During this break, she did some skiing – eyes on 2006 Olympics – but mostly decelerated. She wasn’t picky about jobs – a cocktail waitress with a skimpy outfit or an office manager for a sleazy entrepreneur, for example.
That office job led to opportunity and to trouble.
Her shady boss was running an illegal poker game, and asked Molly to help out on game nights. She collected the money and kept track of what was lent and what was collected. Mostly, she watched rich men win and lose frightening amounts of money in a single hand.
Molly was smart enough to figure out everything she needed to know to run her own game – and so she did. She started in L.A. and then moved upscale to New York. Sometimes, she was an apprentice to professionals who showed her the ropes.
But Molly was too ambitious to work for others for long. Eventually, after she was fired for being too ambitious, she upped the ante and ran one of the world’s most expensive poker games in the world – a place where players might lose 100K in a hand, and only shrug.
At first, Molly’s games were “legit,” skating inside the law because Molly didn’t take “rakes,” the “commission” taken by a game organizer.
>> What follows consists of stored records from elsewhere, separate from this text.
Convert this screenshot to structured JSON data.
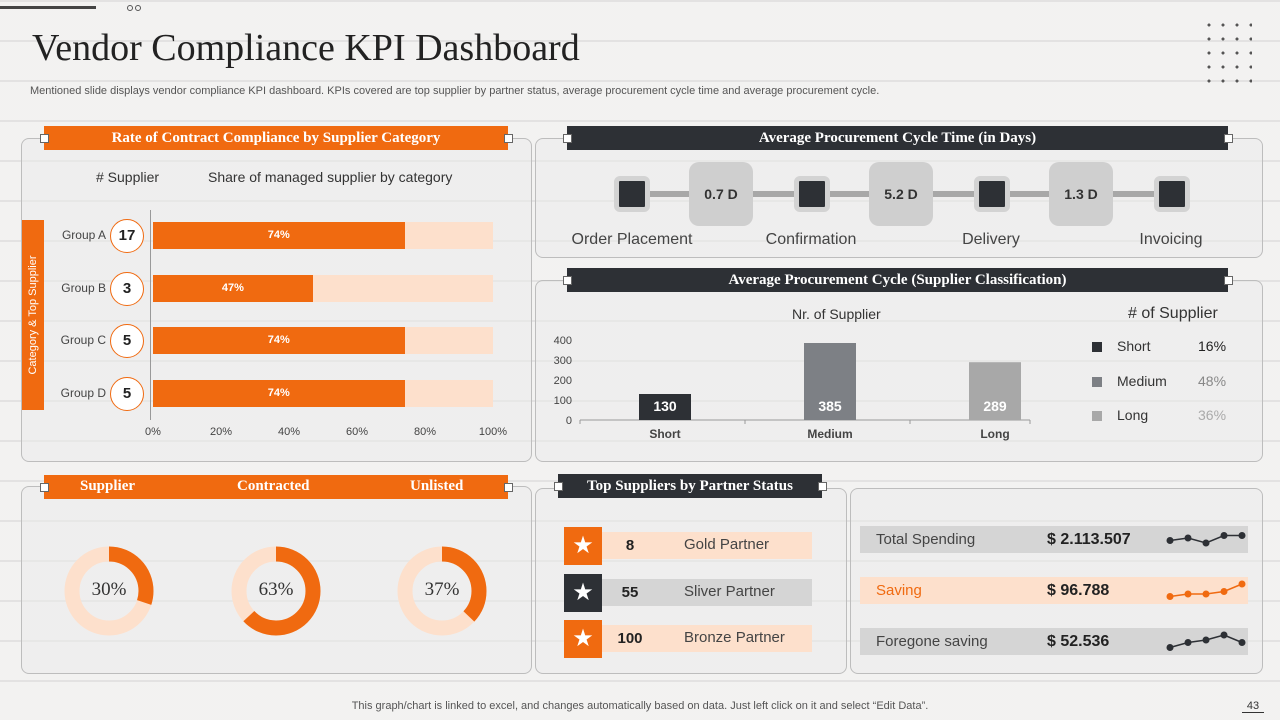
{
  "header": {
    "title": "Vendor Compliance KPI Dashboard",
    "subtitle": "Mentioned slide displays vendor compliance KPI dashboard. KPIs covered are  top supplier by partner status, average procurement cycle time and average procurement cycle."
  },
  "compliance": {
    "title": "Rate of Contract Compliance by Supplier Category",
    "col_supplier": "# Supplier",
    "col_share": "Share of managed supplier by category",
    "axis_label": "Category & Top Supplier",
    "ticks": [
      "0%",
      "20%",
      "40%",
      "60%",
      "80%",
      "100%"
    ],
    "rows": [
      {
        "group": "Group A",
        "count": "17",
        "label": "74%",
        "value": 74
      },
      {
        "group": "Group B",
        "count": "3",
        "label": "47%",
        "value": 47
      },
      {
        "group": "Group C",
        "count": "5",
        "label": "74%",
        "value": 74
      },
      {
        "group": "Group D",
        "count": "5",
        "label": "74%",
        "value": 74
      }
    ]
  },
  "cycle_time": {
    "title": "Average Procurement Cycle Time (in Days)",
    "steps": [
      "Order Placement",
      "Confirmation",
      "Delivery",
      "Invoicing"
    ],
    "durations": [
      "0.7 D",
      "5.2 D",
      "1.3 D"
    ]
  },
  "chart_data": {
    "type": "bar",
    "title": "Average Procurement Cycle (Supplier Classification)",
    "subtitle": "Nr. of Supplier",
    "categories": [
      "Short",
      "Medium",
      "Long"
    ],
    "values": [
      130,
      385,
      289
    ],
    "value_labels": [
      "130",
      "385",
      "289"
    ],
    "ylim": [
      0,
      400
    ],
    "yticks": [
      "0",
      "100",
      "200",
      "300",
      "400"
    ],
    "colors": [
      "#2d3035",
      "#7d8085",
      "#a8a8a8"
    ],
    "legend_title": "# of Supplier",
    "legend": [
      {
        "name": "Short",
        "pct": "16%",
        "color": "#2d3035"
      },
      {
        "name": "Medium",
        "pct": "48%",
        "color": "#7d8085"
      },
      {
        "name": "Long",
        "pct": "36%",
        "color": "#a8a8a8"
      }
    ]
  },
  "donuts": {
    "headers": [
      "Supplier",
      "Contracted",
      "Unlisted"
    ],
    "values": [
      30,
      63,
      37
    ],
    "labels": [
      "30%",
      "63%",
      "37%"
    ]
  },
  "partners": {
    "title": "Top Suppliers by Partner Status",
    "items": [
      {
        "count": "8",
        "name": "Gold Partner",
        "accent": "#f06a10",
        "strip": "#fde0cc",
        "icon": "star-icon"
      },
      {
        "count": "55",
        "name": "Sliver Partner",
        "accent": "#2d3035",
        "strip": "#d5d5d5",
        "icon": "star-icon"
      },
      {
        "count": "100",
        "name": "Bronze Partner",
        "accent": "#f06a10",
        "strip": "#fde0cc",
        "icon": "star-icon"
      }
    ]
  },
  "spending": {
    "items": [
      {
        "label": "Total Spending",
        "value": "$ 2.113.507",
        "bg": "#d5d5d5",
        "color": "#444",
        "line": "#2d3035",
        "spark": [
          3,
          4,
          2,
          5,
          5
        ]
      },
      {
        "label": "Saving",
        "value": "$ 96.788",
        "bg": "#fde0cc",
        "color": "#f06a10",
        "line": "#f06a10",
        "spark": [
          1,
          2,
          2,
          3,
          6
        ]
      },
      {
        "label": "Foregone saving",
        "value": "$ 52.536",
        "bg": "#d5d5d5",
        "color": "#444",
        "line": "#2d3035",
        "spark": [
          1,
          3,
          4,
          6,
          3
        ]
      }
    ]
  },
  "footer": {
    "note": "This graph/chart is linked to excel,  and changes automatically based on data. Just left click on it and select “Edit Data”.",
    "page": "43"
  }
}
When the organizer makes a profit, then they may be running an illegal game.
For a long while, Molly resists the urge to take the rake. Eventually, addicted to drugs and living above her means, she succumbs. She invites in shady players, too – as long as their pockets are deep, deal them in.
Eventually, her house of cards collapses. A Mafia thug beats her up and robs her.
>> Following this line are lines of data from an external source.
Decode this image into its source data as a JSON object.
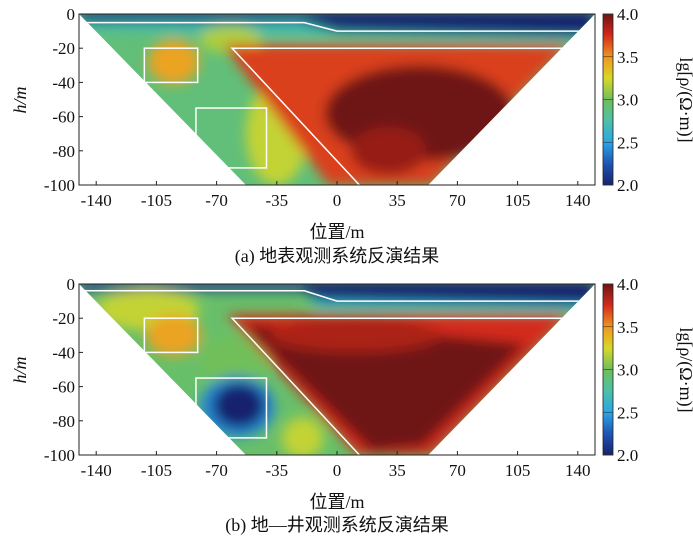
{
  "colormap": {
    "stops": [
      {
        "v": 2.0,
        "c": "#16246e"
      },
      {
        "v": 2.25,
        "c": "#1f55b5"
      },
      {
        "v": 2.5,
        "c": "#2aa6e6"
      },
      {
        "v": 2.75,
        "c": "#4cc0a8"
      },
      {
        "v": 3.0,
        "c": "#6fbf5a"
      },
      {
        "v": 3.25,
        "c": "#d8d82a"
      },
      {
        "v": 3.5,
        "c": "#f0961e"
      },
      {
        "v": 3.75,
        "c": "#d42a1c"
      },
      {
        "v": 4.0,
        "c": "#6e1414"
      }
    ]
  },
  "chart_data": [
    {
      "type": "heatmap",
      "caption": "(a) 地表观测系统反演结果",
      "xlabel": "位置/m",
      "ylabel": "h/m",
      "xlim": [
        -150,
        150
      ],
      "ylim": [
        -100,
        0
      ],
      "xticks": [
        "-140",
        "-105",
        "-70",
        "-35",
        "0",
        "35",
        "70",
        "105",
        "140"
      ],
      "xtick_values": [
        -140,
        -105,
        -70,
        -35,
        0,
        35,
        70,
        105,
        140
      ],
      "yticks": [
        "0",
        "-20",
        "-40",
        "-60",
        "-80",
        "-100"
      ],
      "ytick_values": [
        0,
        -20,
        -40,
        -60,
        -80,
        -100
      ],
      "colorbar": {
        "label": "lg[ρ/(Ω·m)]",
        "range": [
          2.0,
          4.0
        ],
        "ticks": [
          "4.0",
          "3.5",
          "3.0",
          "2.5",
          "2.0"
        ],
        "tick_values": [
          4.0,
          3.5,
          3.0,
          2.5,
          2.0
        ]
      },
      "domain": [
        [
          -150,
          0
        ],
        [
          150,
          0
        ],
        [
          53,
          -100
        ],
        [
          -53,
          -100
        ]
      ],
      "background_value": 2.9,
      "regions": [
        {
          "shape": "polygon",
          "points": [
            [
              -150,
              2
            ],
            [
              -19,
              2
            ],
            [
              -19,
              -4.5
            ],
            [
              -150,
              -4.5
            ]
          ],
          "value": 2.05
        },
        {
          "shape": "polygon",
          "points": [
            [
              -19,
              2
            ],
            [
              150,
              2
            ],
            [
              150,
              -13
            ],
            [
              -10,
              -12
            ],
            [
              -19,
              -5
            ]
          ],
          "value": 2.0
        },
        {
          "shape": "polygon",
          "points": [
            [
              -150,
              -5
            ],
            [
              -19,
              -5
            ],
            [
              0,
              -10
            ],
            [
              150,
              -13
            ],
            [
              150,
              -16
            ],
            [
              -150,
              -9
            ]
          ],
          "value": 2.7
        },
        {
          "shape": "ellipse",
          "cx": -62,
          "cy": -15,
          "rx": 18,
          "ry": 8,
          "value": 3.15
        },
        {
          "shape": "ellipse",
          "cx": -95,
          "cy": -28,
          "rx": 15,
          "ry": 13,
          "value": 3.45
        },
        {
          "shape": "ellipse",
          "cx": -35,
          "cy": -70,
          "rx": 18,
          "ry": 30,
          "value": 3.2
        },
        {
          "shape": "polygon",
          "points": [
            [
              -66,
              -18
            ],
            [
              135,
              -18
            ],
            [
              55,
              -100
            ],
            [
              -5,
              -100
            ]
          ],
          "value": 3.7
        },
        {
          "shape": "ellipse",
          "cx": 48,
          "cy": -58,
          "rx": 55,
          "ry": 28,
          "value": 4.0
        },
        {
          "shape": "ellipse",
          "cx": 30,
          "cy": -80,
          "rx": 22,
          "ry": 14,
          "value": 3.9
        }
      ],
      "annotations": {
        "surface_line": [
          [
            -148,
            -5
          ],
          [
            -19,
            -5
          ],
          [
            0,
            -10
          ],
          [
            143,
            -10
          ]
        ],
        "fault_line": [
          [
            13,
            -100
          ],
          [
            -61,
            -20
          ],
          [
            131,
            -20
          ]
        ],
        "boxes": [
          {
            "x0": -112,
            "x1": -81,
            "y0": -20,
            "y1": -40
          },
          {
            "x0": -82,
            "x1": -41,
            "y0": -55,
            "y1": -90
          }
        ]
      }
    },
    {
      "type": "heatmap",
      "caption": "(b) 地—井观测系统反演结果",
      "xlabel": "位置/m",
      "ylabel": "h/m",
      "xlim": [
        -150,
        150
      ],
      "ylim": [
        -100,
        0
      ],
      "xticks": [
        "-140",
        "-105",
        "-70",
        "-35",
        "0",
        "35",
        "70",
        "105",
        "140"
      ],
      "xtick_values": [
        -140,
        -105,
        -70,
        -35,
        0,
        35,
        70,
        105,
        140
      ],
      "yticks": [
        "0",
        "-20",
        "-40",
        "-60",
        "-80",
        "-100"
      ],
      "ytick_values": [
        0,
        -20,
        -40,
        -60,
        -80,
        -100
      ],
      "colorbar": {
        "label": "lg[ρ/(Ω·m)]",
        "range": [
          2.0,
          4.0
        ],
        "ticks": [
          "4.0",
          "3.5",
          "3.0",
          "2.5",
          "2.0"
        ],
        "tick_values": [
          4.0,
          3.5,
          3.0,
          2.5,
          2.0
        ]
      },
      "domain": [
        [
          -150,
          0
        ],
        [
          150,
          0
        ],
        [
          53,
          -100
        ],
        [
          -53,
          -100
        ]
      ],
      "background_value": 2.95,
      "regions": [
        {
          "shape": "polygon",
          "points": [
            [
              -150,
              2
            ],
            [
              -19,
              2
            ],
            [
              -19,
              -4
            ],
            [
              -150,
              -4
            ]
          ],
          "value": 2.1
        },
        {
          "shape": "polygon",
          "points": [
            [
              -19,
              2
            ],
            [
              150,
              2
            ],
            [
              150,
              -12
            ],
            [
              -5,
              -11
            ],
            [
              -19,
              -5
            ]
          ],
          "value": 2.0
        },
        {
          "shape": "polygon",
          "points": [
            [
              -19,
              -9
            ],
            [
              150,
              -12
            ],
            [
              150,
              -15
            ],
            [
              -10,
              -14
            ]
          ],
          "value": 2.6
        },
        {
          "shape": "ellipse",
          "cx": -110,
          "cy": -15,
          "rx": 30,
          "ry": 12,
          "value": 3.2
        },
        {
          "shape": "ellipse",
          "cx": -95,
          "cy": -30,
          "rx": 16,
          "ry": 12,
          "value": 3.45
        },
        {
          "shape": "ellipse",
          "cx": -60,
          "cy": -45,
          "rx": 20,
          "ry": 15,
          "value": 3.0
        },
        {
          "shape": "ellipse",
          "cx": -58,
          "cy": -72,
          "rx": 22,
          "ry": 18,
          "value": 2.4
        },
        {
          "shape": "ellipse",
          "cx": -57,
          "cy": -71,
          "rx": 15,
          "ry": 13,
          "value": 2.0
        },
        {
          "shape": "ellipse",
          "cx": -20,
          "cy": -90,
          "rx": 12,
          "ry": 12,
          "value": 3.2
        },
        {
          "shape": "polygon",
          "points": [
            [
              -64,
              -18
            ],
            [
              135,
              -18
            ],
            [
              55,
              -100
            ],
            [
              12,
              -100
            ]
          ],
          "value": 3.75
        },
        {
          "shape": "polygon",
          "points": [
            [
              -55,
              -24
            ],
            [
              60,
              -30
            ],
            [
              110,
              -35
            ],
            [
              50,
              -95
            ],
            [
              20,
              -98
            ]
          ],
          "value": 4.0
        },
        {
          "shape": "ellipse",
          "cx": 10,
          "cy": -30,
          "rx": 50,
          "ry": 10,
          "value": 3.85
        }
      ],
      "annotations": {
        "surface_line": [
          [
            -148,
            -4
          ],
          [
            -19,
            -4
          ],
          [
            0,
            -10
          ],
          [
            143,
            -10
          ]
        ],
        "fault_line": [
          [
            13,
            -100
          ],
          [
            -61,
            -20
          ],
          [
            131,
            -20
          ]
        ],
        "boxes": [
          {
            "x0": -112,
            "x1": -81,
            "y0": -20,
            "y1": -40
          },
          {
            "x0": -82,
            "x1": -41,
            "y0": -55,
            "y1": -90
          }
        ]
      }
    }
  ]
}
“Molly’s Game” begins with an FBI raid on Molly’s house in the middle of the night. She’s arrested for running an illegal game – one involving players from the underworld.
Molly hires a top attorney (magnificently played by Idris Elba) who reluctantly agrees to take her case. While they search for ways to keep her out of jail, Molly tells her lawyer – and us – how she got into this mess.
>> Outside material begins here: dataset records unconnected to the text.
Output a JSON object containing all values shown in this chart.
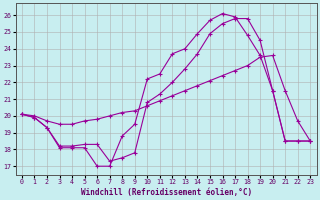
{
  "xlabel": "Windchill (Refroidissement éolien,°C)",
  "background_color": "#c8eef0",
  "grid_color": "#b0b0b0",
  "line_color": "#990099",
  "xlim": [
    -0.5,
    23.5
  ],
  "ylim": [
    16.5,
    26.7
  ],
  "yticks": [
    17,
    18,
    19,
    20,
    21,
    22,
    23,
    24,
    25,
    26
  ],
  "xticks": [
    0,
    1,
    2,
    3,
    4,
    5,
    6,
    7,
    8,
    9,
    10,
    11,
    12,
    13,
    14,
    15,
    16,
    17,
    18,
    19,
    20,
    21,
    22,
    23
  ],
  "curve1_x": [
    0,
    1,
    2,
    3,
    4,
    5,
    6,
    7,
    8,
    9,
    10,
    11,
    12,
    13,
    14,
    15,
    16,
    17,
    18,
    19,
    20,
    21,
    22,
    23
  ],
  "curve1_y": [
    20.1,
    19.9,
    19.3,
    18.1,
    18.1,
    18.1,
    17.0,
    17.0,
    18.8,
    19.5,
    22.2,
    22.5,
    23.7,
    24.0,
    24.9,
    25.7,
    26.1,
    25.9,
    24.8,
    23.6,
    21.5,
    18.5,
    18.5,
    18.5
  ],
  "curve2_x": [
    0,
    1,
    2,
    3,
    4,
    5,
    6,
    7,
    8,
    9,
    10,
    11,
    12,
    13,
    14,
    15,
    16,
    17,
    18,
    19,
    20,
    21,
    22,
    23
  ],
  "curve2_y": [
    20.1,
    19.9,
    19.3,
    18.2,
    18.2,
    18.3,
    18.3,
    17.3,
    17.5,
    17.8,
    20.8,
    21.3,
    22.0,
    22.8,
    23.7,
    24.9,
    25.5,
    25.8,
    25.8,
    24.5,
    21.5,
    18.5,
    18.5,
    18.5
  ],
  "curve3_x": [
    0,
    1,
    2,
    3,
    4,
    5,
    6,
    7,
    8,
    9,
    10,
    11,
    12,
    13,
    14,
    15,
    16,
    17,
    18,
    19,
    20,
    21,
    22,
    23
  ],
  "curve3_y": [
    20.1,
    20.0,
    19.7,
    19.5,
    19.5,
    19.7,
    19.8,
    20.0,
    20.2,
    20.3,
    20.6,
    20.9,
    21.2,
    21.5,
    21.8,
    22.1,
    22.4,
    22.7,
    23.0,
    23.5,
    23.6,
    21.5,
    19.7,
    18.5
  ]
}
A powerful subplot involves Molly’s complex relation to her dad, who drove her to success – while cheating on Molly’s mom. Molly could never forgive her dad for that.
The script is complex enough to weave all these threads into a truly fascinating portrait of a brilliant lady who isn’t smart enough to find inner peace. Turns out that takes more than brains.
There’s a powerful scene when dad and daughter finally have the come-to-Jesus talk they needed in order to begin to reconcile. Both are honest, setting the stage for starting over. Kevin Costner plays the dad with the conviction of someone with experience: He’s raised three daughters: Grace, Lily and Annie.
Eventually, Molly is forced to make a high-stakes moral decision, involving no chips. She chooses the high road and, for the first time in her life, puts her integrity first and her brain second. That’s the lesson she never learned as a child who was taught to “play through pain” and never be “weak.”
Finally, Molly has learned what it means to be strong.
I hope the many ultra-smart kids I’ve taught learn this same lesson before it’s too late. They need to know when to hold ‘em and know when to fold ‘em – and they need to learn that their mighty brains won’t always provide the answer.